Compare Mass. Gen. Laws ch. 265, § 13A(b)(ii)-(iii) (requiring proof a defendant knew or had
reason to know that the victim was pregnant, or knew that the victim had a restraining order
against him), with id. § 13A(b)(i) (including no specified mens rea for an A&B which “causes
serious bodily injury”).
The trial court’s instruction to Johnson’s jury was consistent with the unambiguous
statutory language and the Massachusetts courts’ interpretation of it. 2014 WL 1315007, at *1.

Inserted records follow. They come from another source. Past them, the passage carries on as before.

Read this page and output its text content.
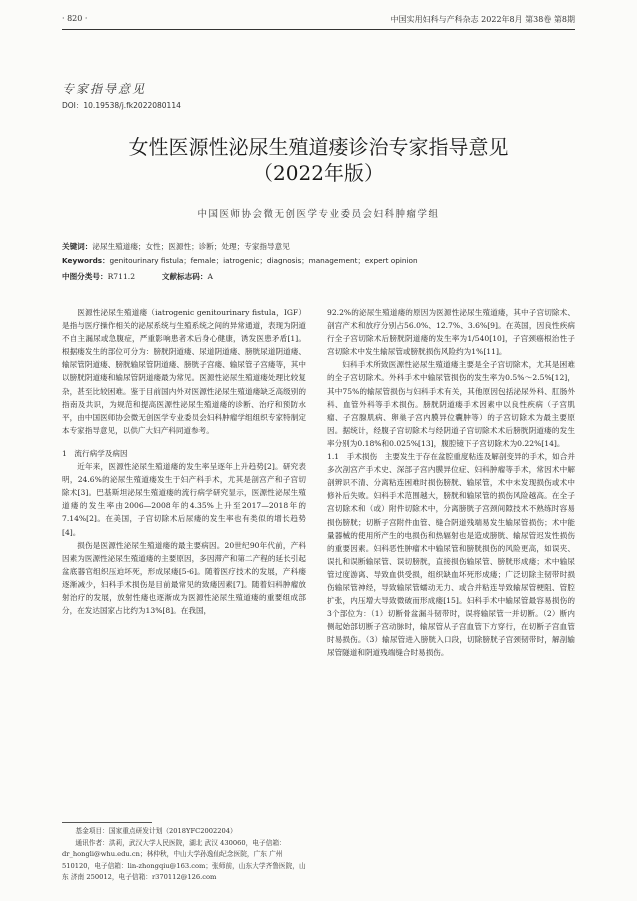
· 820 ·	中国实用妇科与产科杂志 2022年8月 第38卷 第8期
专家指导意见
DOI：10.19538/j.fk2022080114
女性医源性泌尿生殖道瘘诊治专家指导意见
（2022年版）
中国医师协会微无创医学专业委员会妇科肿瘤学组
关键词：泌尿生殖道瘘；女性；医源性；诊断；处理；专家指导意见
Keywords：genitourinary fistula；female；iatrogenic；diagnosis；management；expert opinion
中图分类号：R711.2	文献标志码：A

医源性泌尿生殖道瘘（iatrogenic genitourinary fistula，IGF）是指与医疗操作相关的泌尿系统与生殖系统之间的异常通道，表现为阴道不自主漏尿或急腹症，严重影响患者术后身心健康，诱发医患矛盾[1]。根据瘘发生的部位可分为：膀胱阴道瘘、尿道阴道瘘、膀胱尿道阴道瘘、输尿管阴道瘘、膀胱输尿管阴道瘘、膀胱子宫瘘、输尿管子宫瘘等，其中以膀胱阴道瘘和输尿管阴道瘘最为常见。医源性泌尿生殖道瘘处理比较复杂，甚至比较困难。鉴于目前国内外对医源性泌尿生殖道瘘缺乏高级别的指南及共识，为规范和提高医源性泌尿生殖道瘘的诊断、治疗和预防水平，由中国医师协会微无创医学专业委员会妇科肿瘤学组组织专家特制定本专家指导意见，以供广大妇产科同道参考。

1　流行病学及病因

近年来，医源性泌尿生殖道瘘的发生率呈逐年上升趋势[2]。研究表明，24.6%的泌尿生殖道瘘发生于妇产科手术，尤其是剖宫产和子宫切除术[3]。巴基斯坦泌尿生殖道瘘的流行病学研究显示，医源性泌尿生殖道瘘的发生率由2006—2008年的4.35%上升至2017—2018年的7.14%[2]。在美国，子宫切除术后尿瘘的发生率也有类似的增长趋势[4]。

损伤是医源性泌尿生殖道瘘的最主要病因。20世纪90年代前，产科因素为医源性泌尿生殖道瘘的主要原因，多因滞产和第二产程的延长引起盆底器官组织压迫坏死，形成尿瘘[5-6]。随着医疗技术的发展，产科瘘逐渐减少，妇科手术损伤是目前最常见的致瘘因素[7]。随着妇科肿瘤放射治疗的发展，放射性瘘也逐渐成为医源性泌尿生殖道瘘的重要组成部分，在发达国家占比约为13%[8]。在我国，

基金项目：国家重点研发计划（2018YFC2002204）

通讯作者：洪莉，武汉大学人民医院，湖北 武汉 430060，电子信箱：dr_hongli@whu.edu.cn；林仲秋，中山大学孙逸仙纪念医院，广东 广州 510120，电子信箱：lin-zhongqiu@163.com；张师前，山东大学齐鲁医院，山东 济南 250012，电子信箱：r370112@126.com

92.2%的泌尿生殖道瘘的原因为医源性泌尿生殖道瘘，其中子宫切除术、剖宫产术和放疗分别占56.0%、12.7%、3.6%[9]。在英国，因良性疾病行全子宫切除术后膀胱阴道瘘的发生率为1/540[10]，子宫颈癌根治性子宫切除术中发生输尿管或膀胱损伤风险约为1%[11]。

妇科手术所致医源性泌尿生殖道瘘主要是全子宫切除术，尤其是困难的全子宫切除术。外科手术中输尿管损伤的发生率为0.5%～2.5%[12]，其中75%的输尿管损伤与妇科手术有关，其他原因包括泌尿外科、肛肠外科、血管外科等手术损伤。膀胱阴道瘘手术因素中以良性疾病（子宫肌瘤、子宫腺肌病、卵巢子宫内膜异位囊肿等）的子宫切除术为最主要原因。据统计，经腹子宫切除术与经阴道子宫切除术术后膀胱阴道瘘的发生率分别为0.18%和0.025%[13]，腹腔镜下子宫切除术为0.22%[14]。

1.1　手术损伤　主要发生于存在盆腔重度粘连及解剖变异的手术，如合并多次剖宫产手术史、深部子宫内膜异位症、妇科肿瘤等手术，常因术中解剖辨识不清、分离粘连困难时损伤膀胱、输尿管，术中未发现损伤或术中修补后失败。妇科手术范围越大，膀胱和输尿管的损伤风险越高。在全子宫切除术和（或）附件切除术中，分离膀胱子宫颈间隙技术不熟练时容易损伤膀胱；切断子宫附件血管、缝合阴道残端易发生输尿管损伤；术中能量器械的使用所产生的电损伤和热辐射也是造成膀胱、输尿管迟发性损伤的重要因素。妇科恶性肿瘤术中输尿管和膀胱损伤的风险更高，如误夹、误扎和误断输尿管、误切膀胱，直接损伤输尿管、膀胱形成瘘；术中输尿管过度游离、导致血供受损，组织缺血坏死形成瘘；广泛切除主韧带时损伤输尿管神经，导致输尿管蠕动无力、或合并粘连导致输尿管梗阻、管腔扩张，内压增大导致微破而形成瘘[15]。妇科手术中输尿管最容易损伤的3个部位为：（1）切断骨盆漏斗韧带时，误将输尿管一并切断。（2）断内侧起始部切断子宫动脉时，输尿管从子宫血管下方穿行，在切断子宫血管时易损伤。（3）输尿管进入膀胱入口段，切除膀胱子宫颈韧带时，解剖输尿管隧道和阴道残端缝合时易损伤。
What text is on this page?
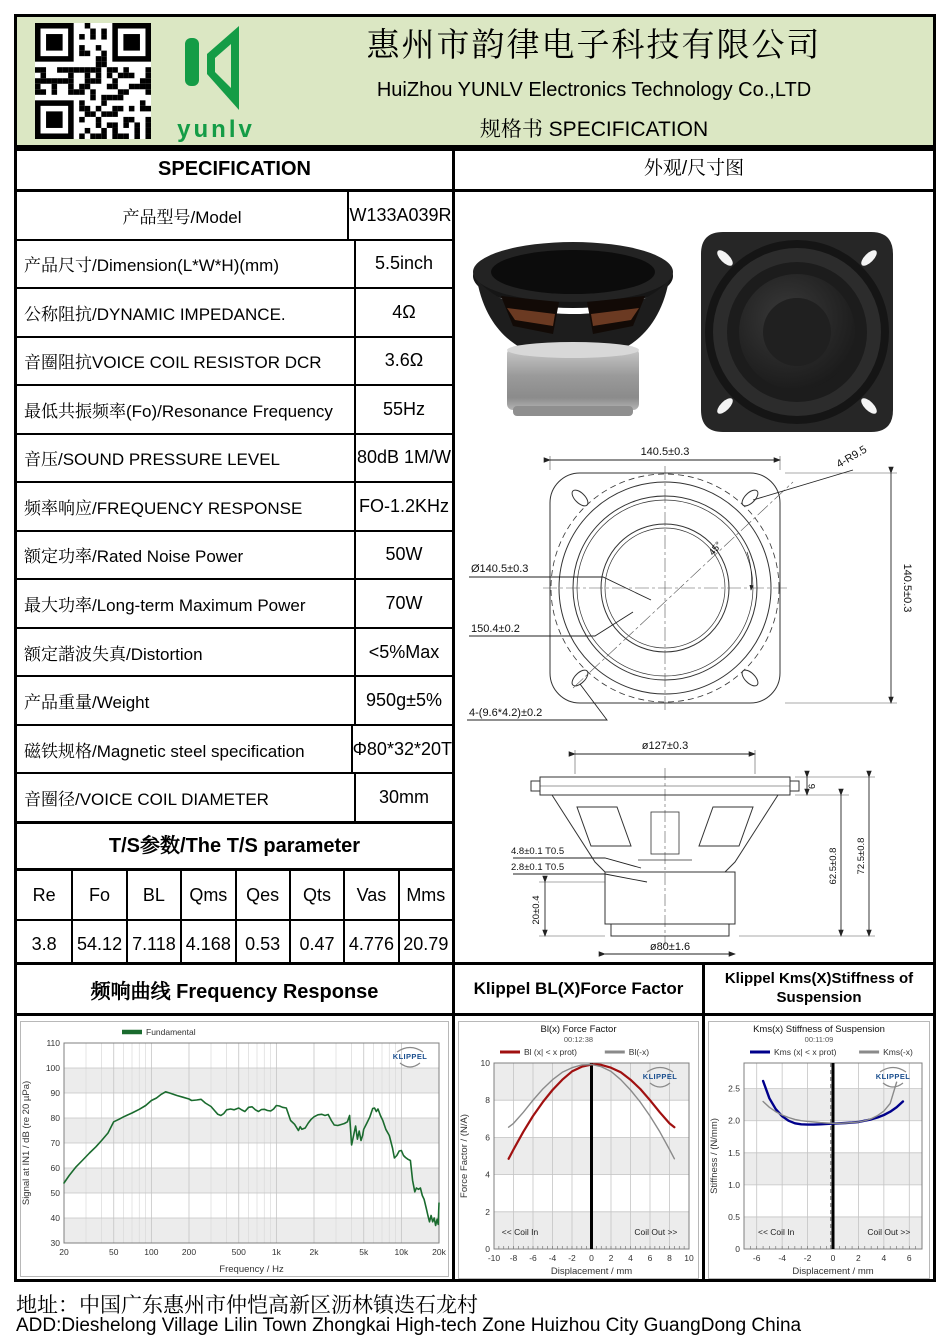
yunlv
惠州市韵律电子科技有限公司
HuiZhou YUNLV Electronics Technology Co.,LTD
规格书 SPECIFICATION
SPECIFICATION
产品型号/Model	W133A039R
产品尺寸/Dimension(L*W*H)(mm)	5.5inch
公称阻抗/DYNAMIC IMPEDANCE.	4Ω
音圈阻抗VOICE COIL RESISTOR DCR	3.6Ω
最低共振频率(Fo)/Resonance Frequency	55Hz
音压/SOUND PRESSURE LEVEL	80dB 1M/W
频率响应/FREQUENCY RESPONSE	FO-1.2KHz
额定功率/Rated Noise Power	50W
最大功率/Long-term Maximum Power	70W
额定諧波失真/Distortion	<5%Max
产品重量/Weight	950g±5%
磁铁规格/Magnetic steel specification	Φ80*32*20T
音圈径/VOICE COIL DIAMETER	30mm
T/S参数/The T/S parameter
Re	Fo	BL	Qms	Qes	Qts	Vas	Mms
3.8	54.12 7.118 4.168 0.53	0.47 4.776 20.79
外观/尺寸图
140.5±0.3
140.5±0.3
4-R9.5
45°
Ø140.5±0.3
150.4±0.2
4-(9.6*4.2)±0.2
ø127±0.3
6
62.5±0.8 72.5±0.8
4.8±0.1 T0.5
2.8±0.1 T0.5
20±0.4
ø80±1.6
频响曲线 Frequency Response
20	50	100	200	500	1k	2k	5k	10k	20k
30
40
50
60
70
80
90
100
110
Frequency / Hz
Signal at IN1 / dB (re 20 µPa)
Fundamental
KLIPPEL
Klippel BL(X)Force Factor
-10 -8 -6 -4 -2 0 2 4 6 8 10
0
2
4
6
8
10
Displacement / mm
Force Factor / (N/A)
Bl(x) Force Factor
00:12:38
Bl (x| < x prot)	Bl(-x)
<< Coil In	Coil Out >>
KLIPPEL
Klippel Kms(X)Stiffness of Suspension
-6 -4 -2 0 2 4 6
0
0.5
1.0
1.5
2.0
2.5
Displacement / mm
Stiffness / (N/mm)
Kms(x) Stiffness of Suspension
00:11:09
Kms (x| < x prot)	Kms(-x)
<< Coil In	Coil Out >>
KLIPPEL
地址：中国广东惠州市仲恺高新区沥林镇迭石龙村
ADD:Dieshelong Village Lilin Town Zhongkai High-tech Zone Huizhou City GuangDong China
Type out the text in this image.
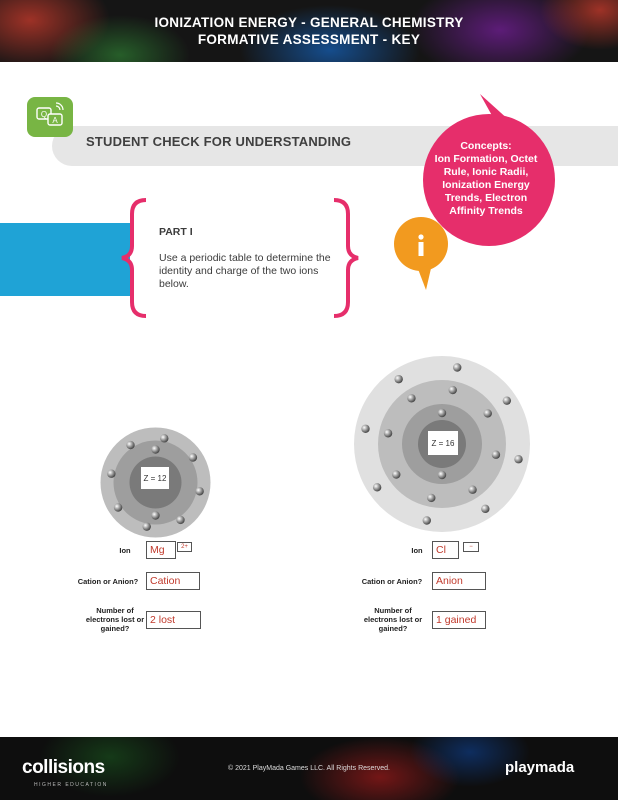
IONIZATION ENERGY - GENERAL CHEMISTRY
FORMATIVE ASSESSMENT - KEY
Q
A
STUDENT CHECK FOR UNDERSTANDING	Concepts:
Ion Formation, Octet Rule, Ionic Radii, Ionization Energy Trends, Electron Affinity Trends
PART I
Use a periodic table to determine the identity and charge of the two ions below.
Z = 12
Z = 16
Ion	Mg	2+
Cation or Anion?	Cation
Number of electrons lost or gained?
2 lost
Ion	Cl	−
Cation or Anion?	Anion
Number of electrons lost or gained?
1 gained
collisions
HIGHER EDUCATION
© 2021 PlayMada Games LLC. All Rights Reserved.	playmada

Johnson has cited no clearly established federal law that endorses the specific reading he seeks to
apply to the A&B/SBI statute, let alone suggests the state courts’ reading of it amounted to a
constitutional violation. Cf. Sanna, 265 F.3d at 13 (rejecting claim that a state court’s jury
instruction impermissibly relaxed the prosecution’s burden of proving the requisite mental state,
noting Winship “operates at a high level of generality,” and finding “no principled way to
conclude” that the challenged instruction was contrary to or an unreasonable application of
Winship or any other federal law). In these circumstances, Johnson’s federal challenge to the
trial court’s instruction on the mens rea required for A&B/SBI is meritless.
Because his claims fail on their merits, Johnson’s habeas petition is DENIED.17
/s/ Leo T. Sorokin
United States District Judge
As “reasonable jurists” could not “debate whether . . . the petition should have been resolved
in a different manner,” Slack v. McDaniel, 529 U.S. 473, 484 (2000), no certificate of
appealability shall issue. As explained above, the state court’s evaluation of Johnson’s voir-direrelated claims was reasonable and consistent with federal law, particularly where race was not a
central issue in his case, nor was there evidence establishing that any juror was actually biased.
And, the denial of his challenge to the jury charge was reasonable in light of the plain language
of the relevant statute, and did not deprive Johnson of due process.